Na ponad 85 tys. więźniów przebywających dziś za kratami ponad 4,5 tys. odsiaduje wyroki za przestępstwa seksualne. Najwięcej (blisko 2 tys.) za gwałt; ponad tysiąc osób za seksualne wykorzystanie małoletniego, z czego blisko 150 to pedofile. Każdego roku policja prowadzi ok. 2 tys. spraw o seksualne wykorzystanie małoletnich i liczba ta rośnie (w 2011 r. było ich 1848). Ministerstwo Sprawiedliwości chce lepiej pilnować skazanych z zaburzeniami preferencji seksualnych, gdy już odsiedzą karę. Projekt w tej sprawie jest już gotowy i trafił do Rządowego Centrum Legislacji.
Najpierw badania
Zanim ostatecznie opuszczą więzienie, będą skrupulatnie badani. Na pół roku przed wyjściem na wolność przebadają ich dwa niezależne od siebie zespoły lekarzy (w tym biegłych). Jeśli rokowania będą złe, pozostaną na leczeniu w zakładzie zamkniętym. Dobra prognoza pozwoli skierować ich do leczenia ambulatoryjnego i objąć elektroniczną kontrolą miejsca pobytu. Takie pilnowanie może potrwać nawet pięć lat (ale nie dłużej).

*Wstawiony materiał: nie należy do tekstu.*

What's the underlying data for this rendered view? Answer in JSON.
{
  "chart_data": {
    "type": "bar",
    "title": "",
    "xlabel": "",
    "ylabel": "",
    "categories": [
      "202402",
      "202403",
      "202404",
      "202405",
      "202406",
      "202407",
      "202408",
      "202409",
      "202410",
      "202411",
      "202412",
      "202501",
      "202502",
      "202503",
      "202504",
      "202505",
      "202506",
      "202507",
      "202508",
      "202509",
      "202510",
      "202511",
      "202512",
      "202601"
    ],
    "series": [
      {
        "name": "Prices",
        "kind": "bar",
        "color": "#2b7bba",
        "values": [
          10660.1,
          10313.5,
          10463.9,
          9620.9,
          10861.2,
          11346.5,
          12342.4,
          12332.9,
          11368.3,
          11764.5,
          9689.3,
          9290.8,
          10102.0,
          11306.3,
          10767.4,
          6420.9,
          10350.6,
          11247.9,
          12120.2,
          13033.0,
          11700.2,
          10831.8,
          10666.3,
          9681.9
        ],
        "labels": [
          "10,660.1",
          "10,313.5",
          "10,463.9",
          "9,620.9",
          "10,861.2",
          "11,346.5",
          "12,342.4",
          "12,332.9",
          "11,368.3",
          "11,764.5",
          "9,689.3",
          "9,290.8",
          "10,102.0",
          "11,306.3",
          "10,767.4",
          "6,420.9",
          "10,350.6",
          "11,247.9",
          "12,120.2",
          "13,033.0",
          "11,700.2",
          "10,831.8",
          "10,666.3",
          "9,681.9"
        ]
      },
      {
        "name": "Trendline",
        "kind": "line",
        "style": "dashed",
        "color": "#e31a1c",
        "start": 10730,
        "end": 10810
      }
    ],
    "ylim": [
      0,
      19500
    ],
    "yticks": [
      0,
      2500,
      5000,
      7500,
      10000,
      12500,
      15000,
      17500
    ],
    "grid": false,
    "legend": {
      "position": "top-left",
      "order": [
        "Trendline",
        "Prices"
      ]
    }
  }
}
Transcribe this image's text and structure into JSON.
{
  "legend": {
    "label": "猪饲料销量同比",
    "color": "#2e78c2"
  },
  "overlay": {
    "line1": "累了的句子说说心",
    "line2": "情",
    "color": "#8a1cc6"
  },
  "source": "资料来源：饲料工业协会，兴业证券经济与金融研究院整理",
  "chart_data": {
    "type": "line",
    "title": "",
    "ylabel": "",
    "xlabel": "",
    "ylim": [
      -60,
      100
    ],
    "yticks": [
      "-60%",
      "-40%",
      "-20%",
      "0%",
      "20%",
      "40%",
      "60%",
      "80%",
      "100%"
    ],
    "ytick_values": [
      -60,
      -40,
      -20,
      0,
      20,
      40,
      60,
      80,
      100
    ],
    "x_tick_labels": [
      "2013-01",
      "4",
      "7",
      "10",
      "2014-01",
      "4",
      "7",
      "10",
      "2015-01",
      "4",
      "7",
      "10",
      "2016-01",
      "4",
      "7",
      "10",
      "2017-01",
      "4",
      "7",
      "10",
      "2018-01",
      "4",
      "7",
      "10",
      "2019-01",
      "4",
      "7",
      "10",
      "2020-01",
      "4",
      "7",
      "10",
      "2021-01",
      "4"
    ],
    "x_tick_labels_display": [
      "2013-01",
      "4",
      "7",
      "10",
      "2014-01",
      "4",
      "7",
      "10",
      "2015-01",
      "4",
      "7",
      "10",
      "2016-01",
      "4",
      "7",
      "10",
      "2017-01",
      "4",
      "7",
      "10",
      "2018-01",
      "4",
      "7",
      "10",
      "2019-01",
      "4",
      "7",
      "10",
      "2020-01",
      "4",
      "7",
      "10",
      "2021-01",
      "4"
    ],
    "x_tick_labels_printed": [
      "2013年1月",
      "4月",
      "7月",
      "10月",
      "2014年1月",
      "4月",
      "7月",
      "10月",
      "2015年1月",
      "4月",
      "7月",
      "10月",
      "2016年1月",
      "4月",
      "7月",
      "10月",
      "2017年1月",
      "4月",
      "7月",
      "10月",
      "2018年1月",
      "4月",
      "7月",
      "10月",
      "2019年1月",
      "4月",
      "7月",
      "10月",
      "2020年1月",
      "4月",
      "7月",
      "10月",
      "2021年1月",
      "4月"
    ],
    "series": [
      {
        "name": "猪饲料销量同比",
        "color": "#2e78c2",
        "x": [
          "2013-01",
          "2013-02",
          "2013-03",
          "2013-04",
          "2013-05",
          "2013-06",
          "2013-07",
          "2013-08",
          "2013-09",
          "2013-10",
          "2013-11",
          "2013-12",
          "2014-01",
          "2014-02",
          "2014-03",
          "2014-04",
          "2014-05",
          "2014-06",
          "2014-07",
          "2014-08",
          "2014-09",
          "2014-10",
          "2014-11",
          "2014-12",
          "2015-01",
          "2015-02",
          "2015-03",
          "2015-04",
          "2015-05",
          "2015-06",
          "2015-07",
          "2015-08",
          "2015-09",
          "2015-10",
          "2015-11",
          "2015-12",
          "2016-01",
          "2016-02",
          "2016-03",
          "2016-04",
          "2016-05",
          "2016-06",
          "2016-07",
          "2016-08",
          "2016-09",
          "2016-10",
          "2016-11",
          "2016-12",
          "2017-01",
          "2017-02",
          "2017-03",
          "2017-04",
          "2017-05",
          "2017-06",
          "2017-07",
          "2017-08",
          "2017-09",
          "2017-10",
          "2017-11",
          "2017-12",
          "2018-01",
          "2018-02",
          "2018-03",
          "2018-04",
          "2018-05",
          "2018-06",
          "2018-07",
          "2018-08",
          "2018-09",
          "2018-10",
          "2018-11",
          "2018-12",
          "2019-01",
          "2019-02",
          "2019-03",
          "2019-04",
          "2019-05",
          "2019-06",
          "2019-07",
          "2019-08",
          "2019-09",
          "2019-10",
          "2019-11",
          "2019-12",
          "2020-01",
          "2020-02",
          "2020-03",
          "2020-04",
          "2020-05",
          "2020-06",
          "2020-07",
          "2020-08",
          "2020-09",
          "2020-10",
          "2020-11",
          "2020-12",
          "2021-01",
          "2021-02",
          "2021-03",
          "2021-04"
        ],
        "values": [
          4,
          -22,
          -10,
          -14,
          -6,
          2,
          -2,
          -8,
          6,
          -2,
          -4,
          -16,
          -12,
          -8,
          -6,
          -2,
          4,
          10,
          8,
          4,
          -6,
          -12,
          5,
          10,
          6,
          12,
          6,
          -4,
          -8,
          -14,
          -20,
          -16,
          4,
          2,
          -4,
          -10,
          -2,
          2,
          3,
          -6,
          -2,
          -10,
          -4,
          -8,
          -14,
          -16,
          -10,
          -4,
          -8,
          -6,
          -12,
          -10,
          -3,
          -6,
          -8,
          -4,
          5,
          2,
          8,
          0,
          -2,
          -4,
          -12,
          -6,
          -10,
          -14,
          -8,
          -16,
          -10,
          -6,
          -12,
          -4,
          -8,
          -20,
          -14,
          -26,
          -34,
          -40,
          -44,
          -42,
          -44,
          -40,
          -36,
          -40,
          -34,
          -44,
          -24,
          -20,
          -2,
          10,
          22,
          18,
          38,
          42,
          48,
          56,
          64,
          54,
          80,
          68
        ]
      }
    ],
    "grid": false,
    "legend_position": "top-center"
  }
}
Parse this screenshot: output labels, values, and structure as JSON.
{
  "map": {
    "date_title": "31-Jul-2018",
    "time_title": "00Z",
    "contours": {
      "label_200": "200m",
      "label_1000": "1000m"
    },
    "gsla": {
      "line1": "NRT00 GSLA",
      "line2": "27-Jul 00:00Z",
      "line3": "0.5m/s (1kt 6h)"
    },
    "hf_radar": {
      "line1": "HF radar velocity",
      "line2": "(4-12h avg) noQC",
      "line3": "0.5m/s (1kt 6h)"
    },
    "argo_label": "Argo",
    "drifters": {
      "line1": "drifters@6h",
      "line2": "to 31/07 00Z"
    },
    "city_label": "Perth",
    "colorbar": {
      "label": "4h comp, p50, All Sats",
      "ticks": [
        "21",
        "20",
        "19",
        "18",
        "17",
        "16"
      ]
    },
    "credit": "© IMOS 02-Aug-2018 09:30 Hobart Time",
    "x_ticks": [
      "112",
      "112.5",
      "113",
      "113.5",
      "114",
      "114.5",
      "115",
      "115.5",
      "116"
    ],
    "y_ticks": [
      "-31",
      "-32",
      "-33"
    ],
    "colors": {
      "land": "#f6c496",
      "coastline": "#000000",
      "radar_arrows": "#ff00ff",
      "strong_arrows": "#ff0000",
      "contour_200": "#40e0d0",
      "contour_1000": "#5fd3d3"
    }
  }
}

288 mln zł w ciągu dziesięciu lat ma kosztować opieka nad skazanymi z zaburzeniami seksualnymi
– To nic innego jak wykorzystanie systemu dozoru elektronicznego (SDE) do kontroli zachowania takich skazanych – wyjaśnia „Rz" gen. Paweł Nasiłowski, pełnomocnik MS ds. wdrożenia SDE. W ciągu ponad trzech lat system obsłużył blisko 16 tys. skazanych (zamiast w więzieniu odbywali oni kary w areszcie domowym). Jak zadziała system przy pilnowaniu miejsca pobytu?
– Skazany dostanie bransoletę, a w niej nadajnik GPS. Umożliwi on pozycjonowanie miejsca jego pobytu i ewentualne ustalenie, gdzie w danej chwili przebywał – tłumaczy Nasiłowski. – Jeśli skazany złamie zasady systemu, np. będzie próbował uwolnić się z bransolety, centrum natychmiast zostanie o tym poinformowane, a sam kontrolowany będzie poszukiwany.